Originally it was a butterfly motif in Irish Crochet. I decided to employ bead crochet as well to add more texture, dimension, and shine. I also embroidered its wings with beads and crystals and added a large crystal for the butterfly's head. A bar pin concealed inside the body turns the butterfly into a wearable brooch.
About Bead Crochet
An example of Bead Crochet
In Bead Crochet beads are strung in a particular order onto the working thread and are incorporated into crochet stitches as you work. Bead crochet has been particularly popular for making purses and bags. Earlier pieces from the nineteenth century were worked with fine silk thread and tiny beads made of glass, gold, silver, steel, or iron. Traditionally it was done in single crochet stitch worked in rounds or rows. If it was worked in rows the thread had to be broken at the end of each row. That's because beads would show only on every other row and would not form a continuous surface, if you turn your work at the end of each row. Beads were incorporated into every stitch forming a colorful pattern. Nowadays fiber artists invent new bead crochet stitches and experiment with different kinds of threads and beads of different sizes. This opens up new possibilities for creating various designs from bags to jewelry.
About Irish Crochet
An example of Irish Crochet Lace
As its name implies, Irish crochet lace developed in Ireland. It was begun as a cottage industry to provide an additional means of livelihood for Irish people during the famine years of the 1840s. The lace consists of separate motifs and spaces between them filled in with various forms of net. Irish crochet offers a rich variety of forms. Heavy, often textural and three-dimensional, motifs sharply contrast with the spider-web-thin background. To obtain heavy effect, much of Irish crochet is done over a padding cord. Thanks to its rich and decorative appearance, the lace was so attractive that from about 1850 the lace was sought by the fashion conscious in Paris, Vienna, Brussels, London, and New York.
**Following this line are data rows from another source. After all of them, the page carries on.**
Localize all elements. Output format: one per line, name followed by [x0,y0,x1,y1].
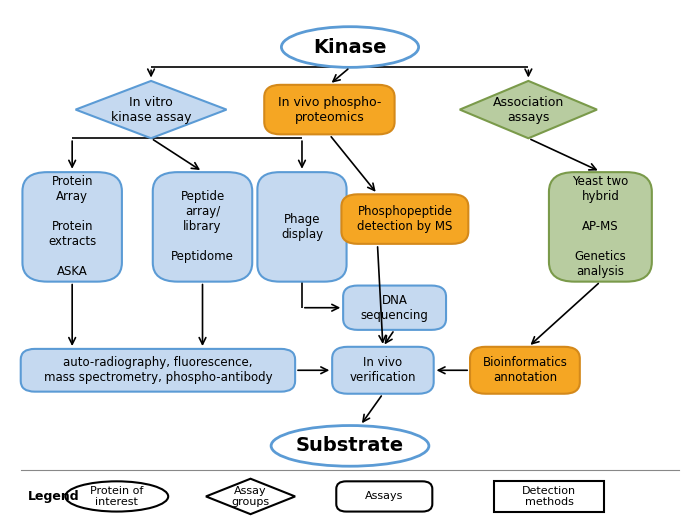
Ellipse shape [65,481,168,512]
FancyBboxPatch shape [549,172,652,281]
FancyBboxPatch shape [22,172,122,281]
Polygon shape [206,479,295,514]
Text: DNA
sequencing: DNA sequencing [360,294,428,322]
Polygon shape [460,81,597,138]
FancyBboxPatch shape [470,347,580,394]
Text: Assay
groups: Assay groups [232,486,270,507]
FancyBboxPatch shape [332,347,434,394]
Text: auto-radiography, fluorescence,
mass spectrometry, phospho-antibody: auto-radiography, fluorescence, mass spe… [43,356,272,384]
FancyBboxPatch shape [21,349,295,392]
FancyBboxPatch shape [153,172,252,281]
Text: Bioinformatics
annotation: Bioinformatics annotation [482,356,568,384]
FancyBboxPatch shape [258,172,346,281]
FancyBboxPatch shape [265,85,395,135]
Polygon shape [76,81,227,138]
Ellipse shape [271,426,429,466]
Text: Phage
display: Phage display [281,213,323,241]
Text: Detection
methods: Detection methods [522,486,576,507]
Text: Assays: Assays [365,492,403,502]
Text: In vivo
verification: In vivo verification [350,356,416,384]
Text: Phosphopeptide
detection by MS: Phosphopeptide detection by MS [357,205,453,233]
Bar [494,481,604,512]
Text: Protein of
interest: Protein of interest [90,486,144,507]
Text: In vitro
kinase assay: In vitro kinase assay [111,96,191,123]
FancyBboxPatch shape [343,286,446,330]
Text: Legend: Legend [27,490,79,503]
FancyBboxPatch shape [336,481,433,512]
Text: In vivo phospho-
proteomics: In vivo phospho- proteomics [278,96,381,123]
Text: Protein
Array

Protein
extracts

ASKA: Protein Array Protein extracts ASKA [48,176,97,278]
Text: Kinase: Kinase [314,38,386,56]
Text: Substrate: Substrate [296,436,404,455]
Text: Yeast two
hybrid

AP-MS

Genetics
analysis: Yeast two hybrid AP-MS Genetics analysis [573,176,629,278]
Ellipse shape [281,27,419,68]
Text: Association
assays: Association assays [493,96,564,123]
FancyBboxPatch shape [342,194,468,244]
Text: Peptide
array/
library

Peptidome: Peptide array/ library Peptidome [171,190,234,263]
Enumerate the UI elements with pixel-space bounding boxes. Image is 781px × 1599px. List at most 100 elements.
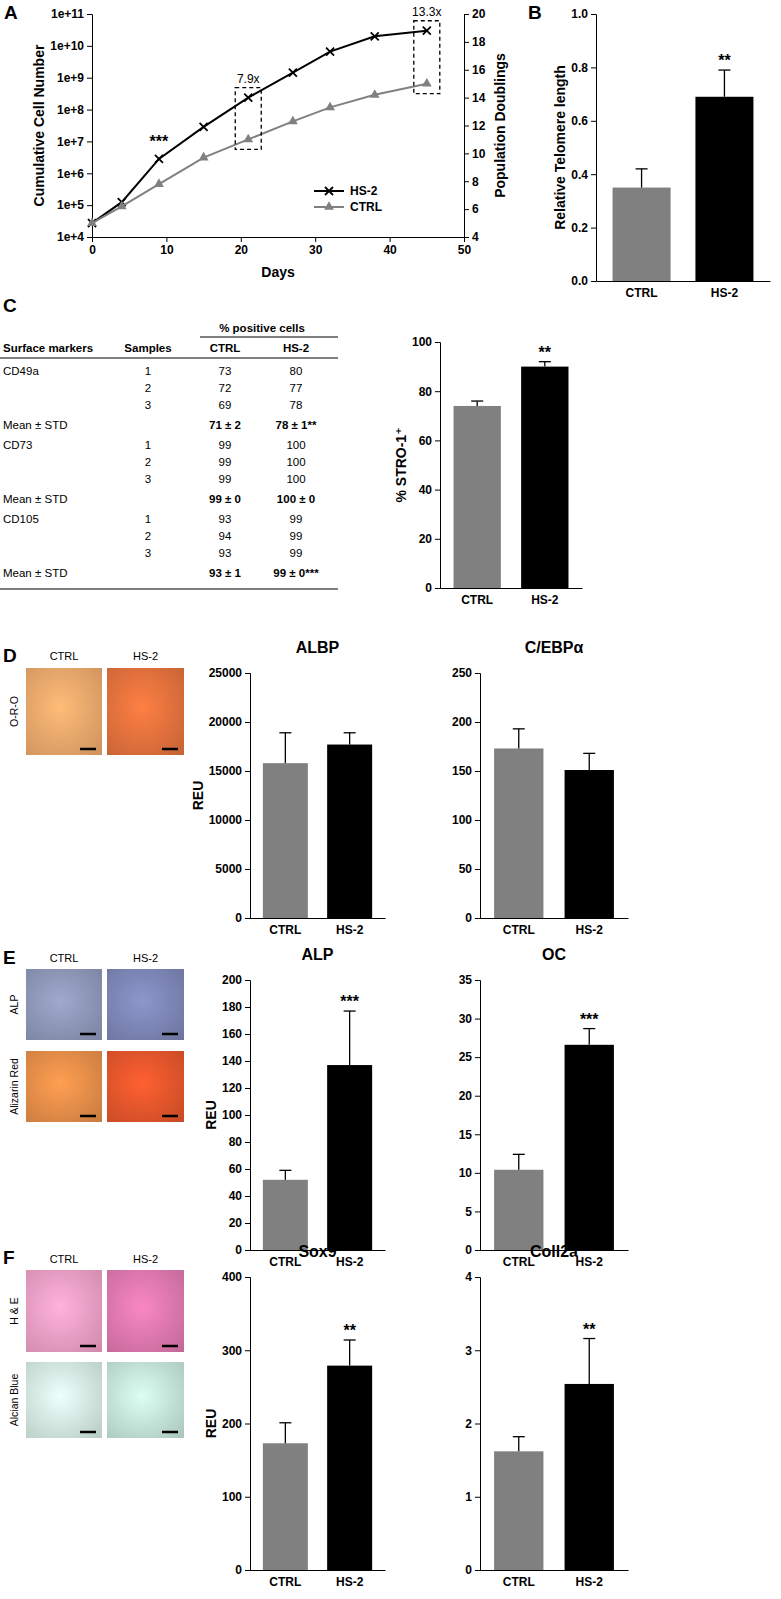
tick: 20000 bbox=[209, 715, 250, 729]
tick-mark bbox=[475, 1277, 480, 1278]
x-axis-title: Days bbox=[261, 264, 295, 280]
table-cell: 94 bbox=[219, 530, 232, 542]
bar bbox=[521, 367, 568, 588]
tick-mark bbox=[475, 1424, 480, 1425]
y-axis: 020406080100 bbox=[412, 335, 441, 595]
scale-bar bbox=[162, 1345, 178, 1348]
tick: 50 bbox=[458, 237, 472, 257]
tick-label: 200 bbox=[222, 973, 242, 987]
scale-bar bbox=[80, 1115, 96, 1118]
table-cell: 1 bbox=[145, 513, 151, 525]
stain-row-label: ALP bbox=[8, 995, 20, 1015]
tick: 60 bbox=[229, 1162, 250, 1176]
tick-mark bbox=[475, 771, 480, 772]
tick-mark bbox=[245, 771, 250, 772]
stain-panel: CTRLHS-2H & EAlcian Blue bbox=[8, 1253, 184, 1438]
tick: 20 bbox=[459, 1089, 480, 1103]
tick-mark bbox=[475, 1057, 480, 1058]
table-cell: Mean ± STD bbox=[3, 493, 67, 505]
tick-label: 1.0 bbox=[571, 7, 588, 21]
chart-title: C/EBPα bbox=[525, 639, 584, 656]
tick: HS-2 bbox=[576, 923, 604, 937]
stain-column-label: CTRL bbox=[50, 952, 79, 964]
error-cap bbox=[636, 168, 648, 169]
tick: HS-2 bbox=[336, 1255, 364, 1269]
tick-mark bbox=[464, 42, 469, 43]
tick-label: HS-2 bbox=[711, 286, 739, 300]
tick-label: 10000 bbox=[209, 813, 243, 827]
error-bar bbox=[513, 1437, 525, 1452]
tick-mark bbox=[435, 440, 440, 441]
bar bbox=[327, 1366, 372, 1570]
tick: 2 bbox=[465, 1417, 480, 1431]
tick-label: 3 bbox=[465, 1344, 472, 1358]
fold-box bbox=[235, 88, 261, 150]
tick: 1e+10 bbox=[50, 39, 92, 53]
tick: 6 bbox=[464, 202, 479, 216]
error-stem bbox=[589, 1339, 590, 1384]
tick: HS-2 bbox=[576, 1255, 604, 1269]
x-axis: CTRLHS-2 bbox=[251, 1571, 386, 1589]
tick-mark bbox=[464, 153, 469, 154]
axis-line bbox=[87, 15, 93, 238]
tick: 1e+5 bbox=[57, 198, 92, 212]
tick-label: 40 bbox=[419, 483, 433, 497]
scale-bar bbox=[80, 1033, 96, 1036]
bar bbox=[263, 1180, 308, 1250]
bar bbox=[263, 1443, 308, 1570]
panel-label: A bbox=[4, 2, 18, 23]
table: % positive cellsSurface markersSamplesCT… bbox=[0, 322, 338, 589]
tick: CTRL bbox=[269, 1255, 301, 1269]
panel-label: B bbox=[528, 2, 542, 23]
y-axis: 020406080100120140160180200 bbox=[222, 973, 251, 1257]
series-marker bbox=[200, 123, 208, 131]
y-axis-title: Relative Telomere length bbox=[552, 65, 568, 230]
error-bar bbox=[344, 1011, 356, 1065]
axis-line bbox=[597, 281, 771, 282]
bar bbox=[565, 1384, 614, 1570]
tick-mark bbox=[245, 1223, 250, 1224]
x-axis: CTRLHS-2 bbox=[597, 282, 771, 300]
tick-label: 100 bbox=[222, 1490, 242, 1504]
tick: 30 bbox=[309, 237, 323, 257]
stain-column-label: HS-2 bbox=[133, 952, 158, 964]
tick-mark bbox=[464, 70, 469, 71]
table-cell: CD105 bbox=[3, 513, 39, 525]
tick-mark bbox=[591, 67, 596, 68]
tick-label: CTRL bbox=[269, 1575, 301, 1589]
tick-label: 6 bbox=[472, 202, 479, 216]
chart-title: OC bbox=[542, 946, 566, 963]
tick-mark bbox=[87, 173, 92, 174]
error-stem bbox=[285, 1423, 286, 1444]
error-bar bbox=[279, 1423, 291, 1444]
table-cell: 71 ± 2 bbox=[209, 419, 241, 431]
tick: 0.8 bbox=[571, 61, 596, 75]
error-stem bbox=[518, 1154, 519, 1169]
bar-chart: 0500010000150002000025000CTRLHS-2ALBP bbox=[209, 639, 386, 937]
y-axis: 050100150200250 bbox=[452, 666, 481, 925]
error-bar bbox=[279, 1170, 291, 1179]
tick: 40 bbox=[229, 1189, 250, 1203]
tick-mark bbox=[87, 141, 92, 142]
tick-mark bbox=[435, 539, 440, 540]
error-bar bbox=[583, 1029, 595, 1045]
tick: 16 bbox=[464, 63, 486, 77]
tick: HS-2 bbox=[336, 923, 364, 937]
stain-image bbox=[107, 1051, 184, 1122]
series-marker bbox=[289, 69, 297, 77]
series-marker bbox=[325, 102, 335, 111]
axis-line bbox=[245, 981, 251, 1251]
tick-mark bbox=[475, 1173, 480, 1174]
tick-mark bbox=[245, 1007, 250, 1008]
tick-label: 180 bbox=[222, 1000, 242, 1014]
tick-mark bbox=[464, 209, 469, 210]
plot-area bbox=[494, 729, 614, 918]
tick-label: 0.4 bbox=[571, 168, 588, 182]
table-header: Samples bbox=[124, 342, 171, 354]
error-cap bbox=[583, 753, 595, 754]
table-cell: 99 bbox=[219, 456, 232, 468]
error-cap bbox=[539, 361, 551, 362]
tick-mark bbox=[245, 980, 250, 981]
tick-mark bbox=[245, 1142, 250, 1143]
table-cell: 69 bbox=[219, 399, 232, 411]
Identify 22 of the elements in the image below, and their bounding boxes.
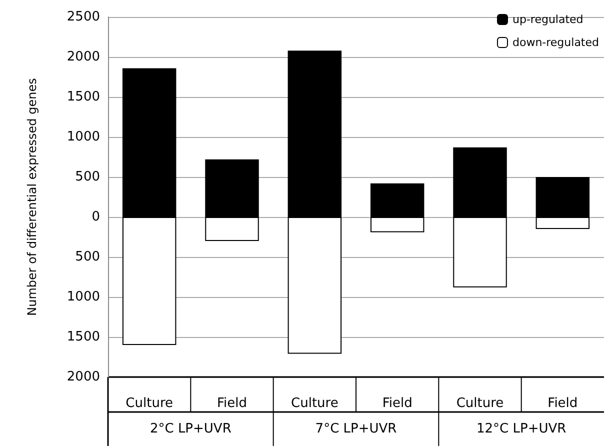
y-tick-label: 0 <box>92 210 100 224</box>
x-tick-label: Culture <box>126 396 173 411</box>
y-tick-label: 2000 <box>66 370 100 384</box>
legend-label: up-regulated <box>512 13 584 26</box>
x-tick-label: Culture <box>456 396 504 411</box>
y-tick-label: 500 <box>75 170 100 184</box>
legend-label: down-regulated <box>512 36 600 49</box>
x-tick-label: Field <box>382 396 412 411</box>
y-tick-label: 2000 <box>66 50 100 64</box>
text: 7°C LP+UVR <box>315 422 397 436</box>
y-tick-label: 2500 <box>66 10 100 24</box>
text: 2°C LP+UVR <box>150 422 232 436</box>
y-axis-title: Number of differential expressed genes <box>25 78 39 316</box>
y-tick-label: 1000 <box>66 290 100 304</box>
text: 12°C LP+UVR <box>476 422 566 436</box>
y-tick-label: 1000 <box>66 130 100 144</box>
x-tick-label: Culture <box>291 396 338 411</box>
y-tick-label: 1500 <box>66 330 100 344</box>
y-tick-label: 1500 <box>66 90 100 104</box>
x-tick-label: Field <box>216 396 248 411</box>
y-tick-label: 500 <box>75 250 100 264</box>
x-tick-label: Field <box>548 396 578 411</box>
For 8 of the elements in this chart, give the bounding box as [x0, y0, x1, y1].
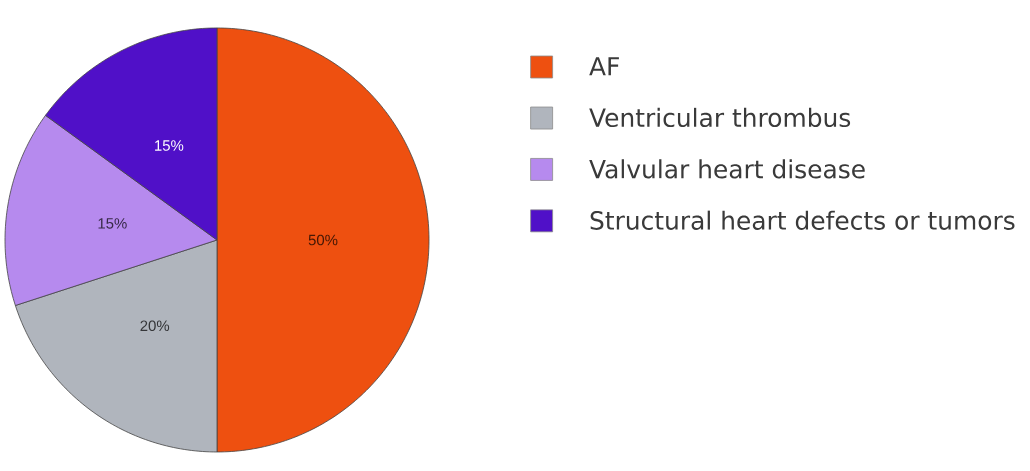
legend-label: AF — [589, 57, 619, 76]
data-label: 50% — [308, 234, 338, 246]
data-label: 15% — [155, 140, 184, 151]
legend-label: Valvular heart disease — [589, 159, 865, 179]
data-label: 20% — [140, 320, 170, 332]
legend-label: Structural heart defects or tumors — [590, 210, 1015, 230]
legend-label: Ventricular thrombus — [589, 107, 851, 128]
data-label: 15% — [98, 218, 127, 229]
It was also a time when machine made lace was becoming readily available, which largely contributed to decline in the development of the craft. By the late 19th century however, there was a change in fashion, the lace was again in favour, and French couture houses placed orders for Irish crochet worked in antique designs. Changing fashions in the 1920s caused a decline in interest; fashion became less feminine, and there was also stiff competition from machine made lace.